There was skepticism in 2009, when Wolfram Alpha arrived, with critics saying the approach was very limited, useful mainly for math and science facts. But the technology has come a long way, including delivering many answers for Siri, the question-answering personal assistant in the Apple iPhone 4S.
The new version of Wolfram Alpha arrives Wednesday afternoon. Its formal name is Wolfram Alpha Pro, and Dr. Wolfram calls “Step 2, the next step of what can be done with this approach,” which he describes as a “computational knowledge engine.” This is a premium version of the search engine: $4.99 a month, or $2.99 for students.
The new version handles data and images. In a recent demonstration, Dr. Wolfram, using his computer mouse, dragged in a table of the gross domestic product figures for France for 1961 to 2010, and Wolfram Alpha produced on the Web page a color-coded bar chart, which could be downloaded in different document formats.
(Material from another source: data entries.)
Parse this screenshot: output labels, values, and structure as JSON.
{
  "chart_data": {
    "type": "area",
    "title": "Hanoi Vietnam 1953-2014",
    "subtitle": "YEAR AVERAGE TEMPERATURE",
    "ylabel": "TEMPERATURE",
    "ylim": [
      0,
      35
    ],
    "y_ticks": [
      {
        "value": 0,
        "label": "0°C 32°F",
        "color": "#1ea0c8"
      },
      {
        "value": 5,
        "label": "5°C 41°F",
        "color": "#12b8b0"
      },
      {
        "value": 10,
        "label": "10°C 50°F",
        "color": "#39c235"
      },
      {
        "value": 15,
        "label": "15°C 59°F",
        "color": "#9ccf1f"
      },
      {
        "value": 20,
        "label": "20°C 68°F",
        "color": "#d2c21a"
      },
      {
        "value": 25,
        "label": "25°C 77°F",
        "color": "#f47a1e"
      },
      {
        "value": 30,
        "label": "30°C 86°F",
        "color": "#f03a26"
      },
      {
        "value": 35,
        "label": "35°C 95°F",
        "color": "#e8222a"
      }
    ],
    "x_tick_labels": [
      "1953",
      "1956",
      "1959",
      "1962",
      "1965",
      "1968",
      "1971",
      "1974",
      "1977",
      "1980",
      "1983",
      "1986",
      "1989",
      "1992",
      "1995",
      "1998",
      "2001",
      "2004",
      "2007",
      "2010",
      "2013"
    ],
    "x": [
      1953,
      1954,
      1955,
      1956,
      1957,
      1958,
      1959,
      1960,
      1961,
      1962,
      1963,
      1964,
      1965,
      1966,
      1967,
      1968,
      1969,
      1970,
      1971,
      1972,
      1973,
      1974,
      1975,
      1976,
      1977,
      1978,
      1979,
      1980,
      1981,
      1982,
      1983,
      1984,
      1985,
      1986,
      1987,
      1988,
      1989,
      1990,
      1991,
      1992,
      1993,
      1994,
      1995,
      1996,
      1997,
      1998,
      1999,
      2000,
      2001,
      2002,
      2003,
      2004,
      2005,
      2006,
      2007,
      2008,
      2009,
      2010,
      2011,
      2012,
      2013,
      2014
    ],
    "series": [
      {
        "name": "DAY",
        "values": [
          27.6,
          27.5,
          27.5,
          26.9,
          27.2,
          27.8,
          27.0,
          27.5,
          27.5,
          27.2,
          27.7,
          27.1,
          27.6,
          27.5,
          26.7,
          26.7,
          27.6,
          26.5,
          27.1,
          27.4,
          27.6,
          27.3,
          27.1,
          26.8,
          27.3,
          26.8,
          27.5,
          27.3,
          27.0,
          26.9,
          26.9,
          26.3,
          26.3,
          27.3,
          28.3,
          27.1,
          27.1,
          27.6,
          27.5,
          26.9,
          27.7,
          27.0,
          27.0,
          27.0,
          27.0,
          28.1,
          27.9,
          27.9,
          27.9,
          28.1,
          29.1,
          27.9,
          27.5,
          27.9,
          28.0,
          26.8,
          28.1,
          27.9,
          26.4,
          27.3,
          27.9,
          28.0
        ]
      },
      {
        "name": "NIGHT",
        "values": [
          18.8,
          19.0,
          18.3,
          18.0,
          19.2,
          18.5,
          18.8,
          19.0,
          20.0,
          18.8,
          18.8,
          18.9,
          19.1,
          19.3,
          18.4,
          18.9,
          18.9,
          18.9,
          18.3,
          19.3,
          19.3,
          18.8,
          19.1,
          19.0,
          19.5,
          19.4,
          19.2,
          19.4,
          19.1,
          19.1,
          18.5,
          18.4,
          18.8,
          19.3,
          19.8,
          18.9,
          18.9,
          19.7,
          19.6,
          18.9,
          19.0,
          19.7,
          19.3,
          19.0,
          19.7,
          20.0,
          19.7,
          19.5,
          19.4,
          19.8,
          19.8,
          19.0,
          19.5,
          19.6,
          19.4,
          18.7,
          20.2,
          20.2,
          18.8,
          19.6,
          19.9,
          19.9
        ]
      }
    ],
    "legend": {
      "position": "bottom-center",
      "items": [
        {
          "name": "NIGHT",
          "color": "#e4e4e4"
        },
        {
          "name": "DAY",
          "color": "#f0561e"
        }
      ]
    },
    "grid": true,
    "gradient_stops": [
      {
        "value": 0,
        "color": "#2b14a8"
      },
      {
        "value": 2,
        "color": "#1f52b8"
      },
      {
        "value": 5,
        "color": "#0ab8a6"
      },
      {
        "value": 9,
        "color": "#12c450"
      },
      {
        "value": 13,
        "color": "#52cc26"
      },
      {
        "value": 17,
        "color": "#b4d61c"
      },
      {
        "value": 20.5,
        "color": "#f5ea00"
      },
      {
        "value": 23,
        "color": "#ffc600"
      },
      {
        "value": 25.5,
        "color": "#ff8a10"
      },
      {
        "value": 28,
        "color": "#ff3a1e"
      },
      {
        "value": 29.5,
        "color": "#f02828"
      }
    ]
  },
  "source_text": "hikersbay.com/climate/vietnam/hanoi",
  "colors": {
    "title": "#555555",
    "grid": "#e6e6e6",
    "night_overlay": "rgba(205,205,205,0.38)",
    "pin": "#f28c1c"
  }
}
He put in a table of campaign contributions to politicians over several years, and Wolfram Alpha generated a chart and brief summary, saying that House members received less on average than senators.
Dr. Wolfram dragged in a 3-D image and after a few seconds it rendered the image — a guitar — and reported the number of polygons (2,253), among other characteristics.
The Wolfram data-deciphering engine, however, was flummoxed by a table of occupational income figures plucked from the Bureau of Labor Statistics’ Web site. Dr. Wolfram suggested that it was confused by all the periods used to separate columns of numbers in the table.
This week is a beginning, Dr. Wolfram admitted. But, he added, “We’re starting to have the ability to understand data and images in the way we understand text queries.”
The text understanding of Wolfram Alpha has advanced steadily, with hundreds of subject domains added. They go well beyond the service’s origins, which built off the knowledge base in Mathematica, a popular math-formula software created by Dr. Wolfram. Serious math students, though, remain among Wolfram Alpha’s most avid users.
The subjects in the Wolfram Alpha database are now more useful to the average person. Type in “Tinker Tailor Soldier Spy showtimes,” and Wolfram Alpha delivers the schedule for local theaters. The movie times, Dr. Wolfram notes, come not from scouring the Web, but from a specialized information service.
Siri accounts for about a quarter of the queries fielded by Wolfram Alpha, whose staff has grown to 200. Several large companies in health care, financial services and oil and gas recently hired Dr. Wolfram’s private company, Wolfram Research, to do tailored corporate versions of Wolfram Alpha for them. Microsoft also licenses Wolfram Alpha technology.
Wolfram Alpha is one of a number of efforts to build greater understanding of the meaning of words — or semantics — into search, said Oren Etzioni, a computer scientist at the University of Washington. I.B.M.’s Watson, Apple’s Siri and Wolfram Alpha rely on structured databases of knowledge, while Google and Bing are trying to add more semantic understanding into general search engines.
The progress, Dr. Etzioni said, is good for the field. “It raises the stakes for everyone around the table,” he said.